- Waffeltyp: Herzwaffel oder belgische Waffel
- Herzwaffeleisen haben flachere, dünnere Platten und erzeugen knusprige, gleichmäßige Waffeln. Belgische Waffeleisen besitzen tiefere Taschen für fluffigere, dickere Waffeln mit knackiger Außenseite. Wer beides möchte, sollte ein Gerät mit wechselbaren Platten wählen.
- Bräunungsstufen und Temperaturregelung
- Günstige Geräte signalisieren nur die Backbereitschaft per Kontrollleuchte – den richtigen Zeitpunkt zum Herausnehmen musst du selbst bestimmen. Modelle mit 5 Bräunungsstufen oder stufenlosem Thermostat liefern reproduzierbarere Ergebnisse, besonders bei zuckerreichen Teigen, die schnell verbrennen.
- Beschichtung und Reinigung
- Eine hochwertige Antihaftbeschichtung ist entscheidend: Waffeln lösen sich leichter, und Teigreste lassen sich mit einem feuchten Tuch entfernen. Herausnehmbare Platten erleichtern die Reinigung erheblich, sind aber nicht bei allen Modellen vorhanden. Fest eingebaute Platten sollten zumindest eine glatte, gut beschichtete Oberfläche haben.
- Überlaufschutz und Teigmenge
- Zu viel Teig führt bei herkömmlichen Geräten zu Kleckereien auf der Arbeitsfläche. Modelle mit erhöhtem Rand oder – wie das Caso WaffleUp – mit vertikalem Backprinzip und Auffangbehälter lösen dieses Problem konstruktiv. Wer häufig backt oder Kinder einbindet, profitiert von solchen Sicherheitsmechanismen.
- Leistung und Aufheizzeit
- Waffeleisen mit 800–1000 Watt heizen schneller auf und halten die Temperatur beim Einlegen des Teigs besser. Geräte unter 700 Watt brauchen länger und können nach mehreren Waffeln in Folge an Backkraft verlieren. Für gelegentlichen Einsatz reicht auch weniger Leistung.

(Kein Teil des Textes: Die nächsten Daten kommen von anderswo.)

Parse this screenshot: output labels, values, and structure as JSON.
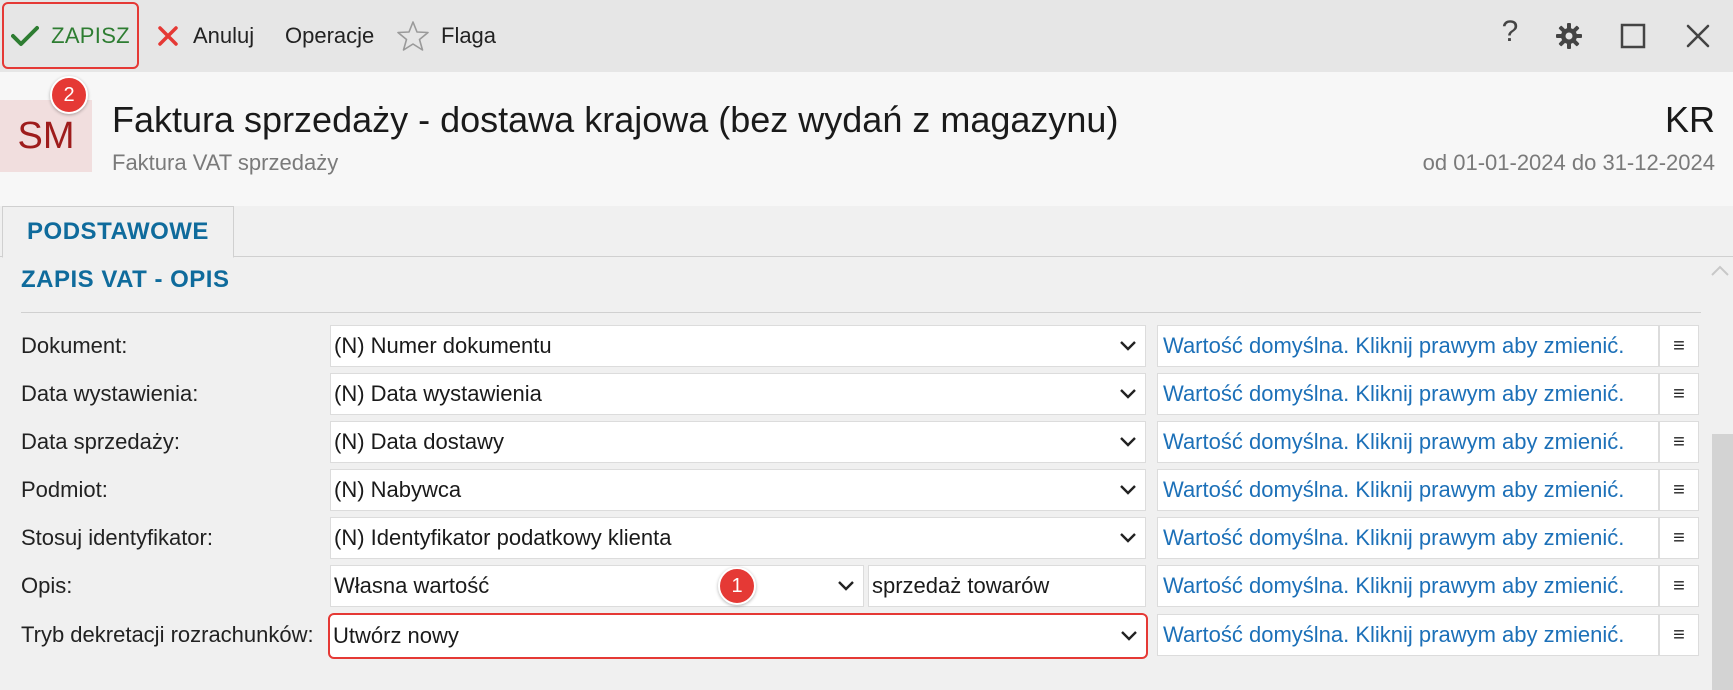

- Wechselplatten und Multifunktion
- Geräte mit wechselbaren Platten können oft auch als Sandwichmaker oder Kontaktgrill genutzt werden. Das spart Platz und Kosten, wenn man mehrere Funktionen benötigt. Achte darauf, ob Ersatzplatten separat erhältlich sind und wie aufwendig der Wechsel im Alltag ist.